Just a guess may be for an old tool and cutter. Maybe wheel dresser


----------



## george wilson (Jan 23, 2015)

As tall as the device is,I'm going to guess wheel dresser too.


----------



## Eddyde (Jan 23, 2015)

I agree with the wheel dresser theory. However, it looks like it could be easily adapted to radius of ball turning.


----------



## chuckorlando (Jan 23, 2015)

I agree it's likely a wheel dresser but looks like it could make a fine radius turner


----------



## Bishop (Jan 23, 2015)

It definately looks like a wheel dresser. If it is a wheel dresser won't the turning radius moving with the axis keep it from being any good as a radius turner? You will have to adjust the radius with the tool bit overhang.
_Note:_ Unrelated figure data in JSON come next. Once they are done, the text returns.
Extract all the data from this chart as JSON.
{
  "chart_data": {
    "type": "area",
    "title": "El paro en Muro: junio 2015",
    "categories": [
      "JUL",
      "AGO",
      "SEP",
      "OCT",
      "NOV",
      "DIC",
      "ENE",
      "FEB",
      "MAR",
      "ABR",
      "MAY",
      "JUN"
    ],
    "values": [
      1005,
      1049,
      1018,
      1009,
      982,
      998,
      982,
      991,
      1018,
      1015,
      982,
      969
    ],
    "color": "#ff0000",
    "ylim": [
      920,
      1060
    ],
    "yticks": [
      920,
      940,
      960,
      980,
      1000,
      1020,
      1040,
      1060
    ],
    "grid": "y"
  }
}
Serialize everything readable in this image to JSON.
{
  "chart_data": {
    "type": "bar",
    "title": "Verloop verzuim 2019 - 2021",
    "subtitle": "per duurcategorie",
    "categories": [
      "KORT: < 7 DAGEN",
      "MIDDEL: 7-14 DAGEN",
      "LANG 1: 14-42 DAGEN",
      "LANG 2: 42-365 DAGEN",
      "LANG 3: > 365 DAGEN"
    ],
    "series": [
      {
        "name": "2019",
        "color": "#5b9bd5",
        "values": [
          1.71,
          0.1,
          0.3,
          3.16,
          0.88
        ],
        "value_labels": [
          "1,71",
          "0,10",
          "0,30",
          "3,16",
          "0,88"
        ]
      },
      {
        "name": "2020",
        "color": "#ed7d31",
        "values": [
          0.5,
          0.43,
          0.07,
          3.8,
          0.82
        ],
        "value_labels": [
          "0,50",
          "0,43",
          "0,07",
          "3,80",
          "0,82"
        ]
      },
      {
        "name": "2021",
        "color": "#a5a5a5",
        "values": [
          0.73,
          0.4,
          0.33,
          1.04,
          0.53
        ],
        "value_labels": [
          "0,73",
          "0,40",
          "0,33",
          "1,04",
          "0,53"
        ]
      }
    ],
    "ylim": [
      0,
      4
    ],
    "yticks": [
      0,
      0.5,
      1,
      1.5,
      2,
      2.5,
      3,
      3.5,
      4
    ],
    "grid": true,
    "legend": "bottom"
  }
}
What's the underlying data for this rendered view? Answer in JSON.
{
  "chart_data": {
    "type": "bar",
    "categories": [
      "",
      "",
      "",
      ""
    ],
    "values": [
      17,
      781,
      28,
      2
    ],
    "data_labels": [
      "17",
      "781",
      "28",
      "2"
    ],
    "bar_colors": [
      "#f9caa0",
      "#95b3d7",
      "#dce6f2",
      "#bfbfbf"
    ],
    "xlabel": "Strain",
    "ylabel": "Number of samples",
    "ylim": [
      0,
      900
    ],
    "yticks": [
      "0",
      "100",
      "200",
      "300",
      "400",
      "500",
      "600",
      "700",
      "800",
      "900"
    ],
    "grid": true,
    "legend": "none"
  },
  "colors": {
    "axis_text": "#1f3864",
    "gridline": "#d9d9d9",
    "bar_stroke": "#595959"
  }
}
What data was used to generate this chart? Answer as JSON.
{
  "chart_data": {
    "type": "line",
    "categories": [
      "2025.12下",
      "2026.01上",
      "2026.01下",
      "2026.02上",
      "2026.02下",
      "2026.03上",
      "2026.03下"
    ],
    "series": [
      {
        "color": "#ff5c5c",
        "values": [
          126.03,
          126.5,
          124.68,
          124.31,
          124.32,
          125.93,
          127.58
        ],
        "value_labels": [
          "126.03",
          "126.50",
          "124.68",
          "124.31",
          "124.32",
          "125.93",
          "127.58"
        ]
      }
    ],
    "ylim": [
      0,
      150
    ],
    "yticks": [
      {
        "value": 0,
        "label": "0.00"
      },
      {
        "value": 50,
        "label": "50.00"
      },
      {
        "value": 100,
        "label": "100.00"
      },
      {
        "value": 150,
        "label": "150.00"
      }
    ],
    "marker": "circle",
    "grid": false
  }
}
Or am I not thinking this all through correctly?

shawn


----------



## road (Jan 24, 2015)

I dont care what it is , I want it !  I could make an excellent ball turner from that.

Want to sell it ?


----------



## kd4gij (Jan 24, 2015)

It would be verry limmited as a ball turner. Look how close the tool holder is to the pivit point.


 Is there any markings on it? name or number


----------



## chuckorlando (Jan 24, 2015)

I would not use it as it is. But I dont think it would be hard to make a tool holder that could be mounted on that arm. It seems the arm is off set from the pivot so you could make the holder to sit right over the pivot, and adjust in and out


----------



## 4GSR (Jan 24, 2015)

Sorry guys, it's not for sell.

My buddy has plans of making a ball turner out of it.

We just trying to figure out what's it original intent was for.

Again, thanks for all for viewing and posting you thoughts.

Ken


----------



## Eddyde (Jan 24, 2015)

The more I think about it, given that it has a nod and back pivot point; It might be a jig for tool grinding, it's just missing a chuck or collet holder of some sort.


----------



## John Hasler (Jan 24, 2015)

Eddyde said:


> The more I think about it, given that it has a nod and back pivot point; It might be a jig for tool grinding, it's just missing a chuck or collet holder of some sort.



If I had it that's certainly what I'd use it for.


----------



## road (Jan 25, 2015)

4gsr said:


> Sorry guys, it's not for sell.
> 
> My buddy has plans of making a ball turner out of it.
> 
> ...



Hey Ken  , no problem  I will follow the thread. 

 If you do find out any more info on the item please let me know. 

Re-purposing an item like that is just my thing.


----------



## machinist18 (Jan 26, 2015)

I'm wondering if it might be for dressing a radius on a grinder wheel like in a cylindrical grinder/ Just a thought.


----------